14th March 2017 – 20th April 2017 Edward Street, City Campus
Methodology of the Edition: 50×50=75 is an international printmaking project consisting of a box set of 75 editioned original prints by 75 staff and students from three universities and three countries; University of Brighton, Nagoya University of Art (NUA), and King Mongkut’s Institute of Technology, Ladkrabang, (KMITL)Thailand.
The project offered students and staff the same task; to produce a printed image on paper dimensions of 50x50cm using any print media from traditional, digital and hybrid processes. This opportunity to share creative learning, through creative approaches to printmaking and to engage with cross-cultural exchange has enabled student-staff interaction through professional educational opportunities and real world challenges.

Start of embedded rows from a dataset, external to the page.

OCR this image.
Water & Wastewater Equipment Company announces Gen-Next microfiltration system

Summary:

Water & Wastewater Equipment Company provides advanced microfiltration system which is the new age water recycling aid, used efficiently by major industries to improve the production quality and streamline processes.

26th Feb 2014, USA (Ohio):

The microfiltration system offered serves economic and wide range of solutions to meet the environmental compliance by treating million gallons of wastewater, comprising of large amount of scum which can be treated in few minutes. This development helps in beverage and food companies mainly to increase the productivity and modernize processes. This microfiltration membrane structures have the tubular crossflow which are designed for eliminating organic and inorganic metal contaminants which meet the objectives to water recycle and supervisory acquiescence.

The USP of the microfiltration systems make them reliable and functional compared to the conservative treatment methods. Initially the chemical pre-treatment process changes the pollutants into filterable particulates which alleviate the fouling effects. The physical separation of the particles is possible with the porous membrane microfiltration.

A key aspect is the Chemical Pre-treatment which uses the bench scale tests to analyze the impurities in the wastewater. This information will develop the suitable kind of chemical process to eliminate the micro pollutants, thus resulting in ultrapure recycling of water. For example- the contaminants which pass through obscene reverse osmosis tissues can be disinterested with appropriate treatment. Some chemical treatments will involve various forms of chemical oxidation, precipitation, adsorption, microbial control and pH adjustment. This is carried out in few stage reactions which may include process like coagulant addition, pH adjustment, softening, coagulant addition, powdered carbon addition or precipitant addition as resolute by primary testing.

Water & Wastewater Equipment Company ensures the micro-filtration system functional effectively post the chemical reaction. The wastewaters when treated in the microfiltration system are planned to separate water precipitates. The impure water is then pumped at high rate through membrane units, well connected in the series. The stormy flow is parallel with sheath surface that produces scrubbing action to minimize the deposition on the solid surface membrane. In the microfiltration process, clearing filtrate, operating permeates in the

In keeping with ‘Practical Wisdom’ of Strategic Plan 2016-21 this is an example in which ‘our research and learning are informed by real world challenges and opportunities’.
In Brighton 25 graduates, students and staff from the School of Art are involved in the project and the collection includes prints made specifically for the exhibition by all participating artists. The exhibition has been shown in Nagoya and Bangkok ((July – August 2016). Workshop activities exploring the theme of cultural exchange, collaboration and cooperation will take place on Thursday 16th March with a symposium taking place on Friday 1th March.
This exhibition celebrates twenty years of exchange between Brighton and NUA and anticipates the beginning of a new collaborative partnership with (KMITL).
‘Drawing as Dialogue’ is a project that currently features ten academics, working in pairs with drawings sent back and forth between Japan and UK. Drawing is seen as a form of communication between colleagues who do not share a common spoken language, nevertheless engage in alternative channels of communicability through the development and discovery of visual mark making. The first iteration of this project has been exhibited at NUA (December 2016) and discussions are taking place to extend this across different academic disciplines.